# Francis Dhomont



## Blake (Nov 6, 2013)

Dhomont (born 1926) is a French composer of electroacoustic / acousmatic music and musique concrete.

He studied under Ginette Waldmeier, Charles Koechlin and Nadia Boulanger. In the late 40's, in Paris (France), he intuitively discovered with magnetic tape what Schaeffer would later call "musique concrète" and consequently conducted solitary experiments with the musical possibilities of sound recording. Later, leaving behind instrumental writing, he dedicated himself exclusively to electroacoustic composition.

An ardent proponent of acousmatics, his work (since 1963) is comprised exclusively of works for tape bearing witness to his continued interest in morphological interplay and ambiguities between sound and the images it may create.

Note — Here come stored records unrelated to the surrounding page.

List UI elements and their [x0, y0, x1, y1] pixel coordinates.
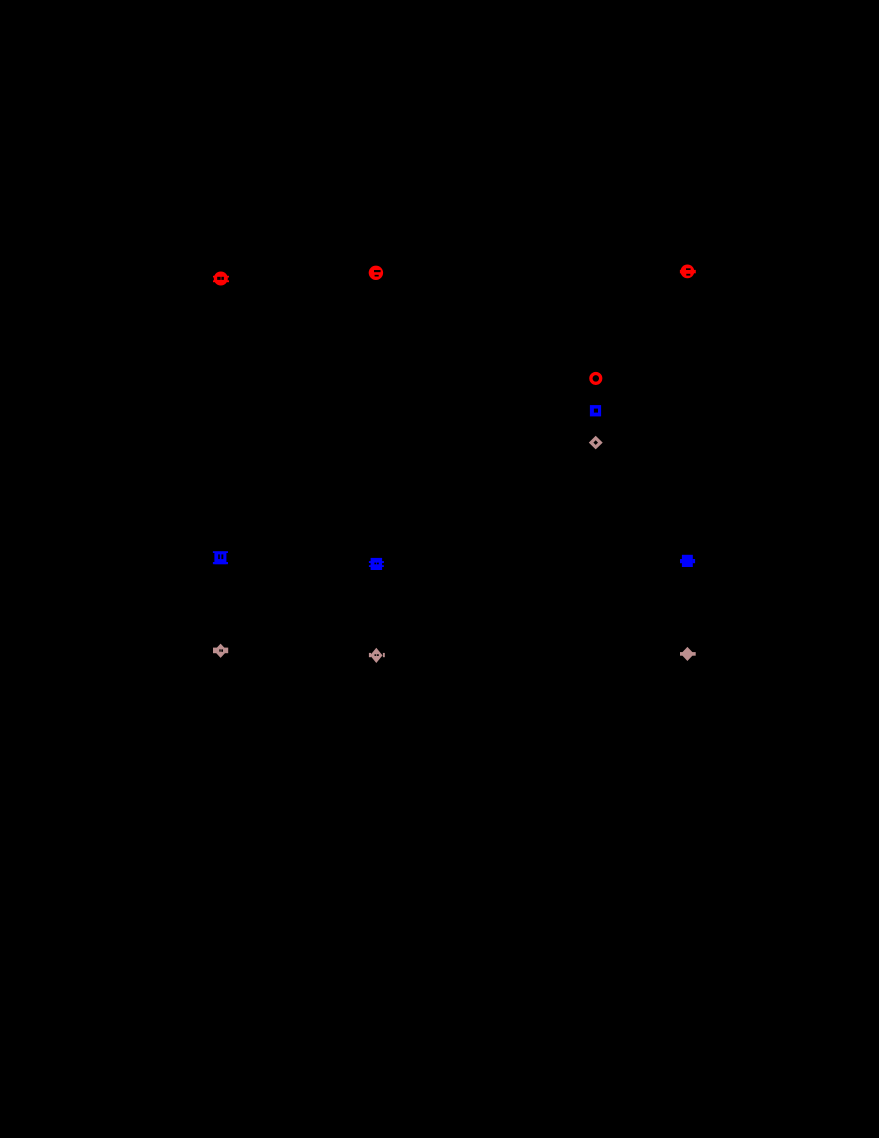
red series point 3: [680, 265, 696, 279]
blue series point 3: [680, 555, 695, 567]
red series point 2: [369, 266, 383, 280]
tan series point 1: [213, 644, 228, 658]
red series point 1: [213, 272, 229, 286]
blue series point 1: [213, 551, 228, 564]
tan series point 3: [680, 647, 696, 661]
legend key: blue square: [590, 405, 601, 416]
legend key: red open circle: [591, 374, 601, 384]
blue series point 2: [369, 558, 384, 570]
legend key: tan diamond: [589, 436, 603, 450]
tan series point 2: [369, 648, 385, 663]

The Conseil des arts et des lettres du Québec has recently awarded him a prestigious career grant. In 1999, he was awarded five first prizes for four of his recent works at international competition (Brazil, Spain, Italy, Hungary and Czech Republic). In 1997, as the winner of the Canada Council for the Arts' Lynch-Staunton Prize, he was also supported by the DAAD for a residence in Berlin (Germany). Five-time winner at the Bourges International Electroacoustic Music Competition (France) - the Magisterium Prize in 1988 - and 2nd Prize at Prix Ars Electronica 1992 (Linz, Austria), he has received numerous other awards.

- As seen on last.fm

_Lettre de Sarajeco_




_Espace / Escape_


----------



## PetrB (Feb 28, 2012)

I would love to see these various separate composer posts go into one OP with an appropriate heading!

I'm certain if you designed a new OP, that the mods would be happy to help move these various posts to that thread.

There is a lot of this genre, unknown to many, and to have it in one thread where those who are curious / interested to look and listen would, I think, be a boon.


----------



## Blake (Nov 6, 2013)

I've been trying to post a lot of this music in some guy's thread, which I think is a great start if we can garner more participants. Either way, I'm enjoying it.

I'm just so fond of these composers that I feel they deserve a guestbook of their own.


----------



## PetrB (Feb 28, 2012)

Vesuvius said:


> I've been trying to post a lot of this music in some guy's thread, which I think is a great start if we can garner more participants. Either way, I'm enjoying it.
> 
> I'm just so fond of these composers that I feel they deserve a guestbook of their own.


I'm thinking composer guestbooks are fine if a wide number of people recognize the composer's name.

Truthfully, would you look at a thread Titled "Francis Dhomont" or "Irving Fine" unless at least you had an inkling, or had heard of them before ...or had an idea of the personal tastes of the OP? Maybe yes? Maybe no?


----------



## Blake (Nov 6, 2013)

Absolutely. I've often looked through the guestbooks for composers I've never heard before to see what I don't know. It can be a neat exploration, and that's why I post the OP in a sort of "educational" format - picture, information, music.


----------